MOMENTO NARCISISTA

A vida sempre foi uma sucessão de acontecimentos a me atingir profundamente.

O que me aconteceu na infância, a enfermidade, marcou-me não só na memória, como no rosto para que eu não esqueça nunca do momento em que me olhei no espelho e não me encontrei, não me vi, não me reconheci no rosto desfigurado. Não encontrei a face que todos diziam ser angelical -eu também achava – os olhos de um azul intenso não me viam.

Depois, bem mais tarde, a morte de meu pai jogou-me na dura realidade da luta pela sobrevivência.

Os amores que tive sem os desejar e os que desejei em vão.

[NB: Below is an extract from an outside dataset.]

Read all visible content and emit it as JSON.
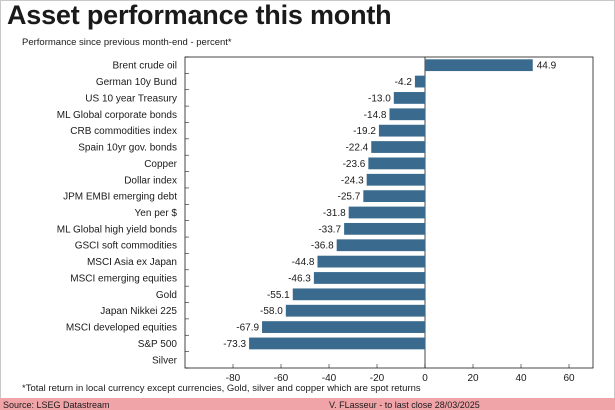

Todos os fatos me atingem e me arrastam como objetos levados na correnteza sem qualquer proteção.

Ás vezes achamos um galho, para nos segurarmos, mas logo ele vai adiante e somos jogados de novo à própria sorte.

O tempo passa, a beleza desaparece, os amores se vão e continuamos como sempre estivemos: só. Até que o ciclo se complete.

Nascemos, vivemos e morremos sozinhos. É um processo individual, não inter-pessoal. Ninguém vai morrer em meu lugar.

Deveria me sentir feliz. Significa que me basto. O resto é cenário.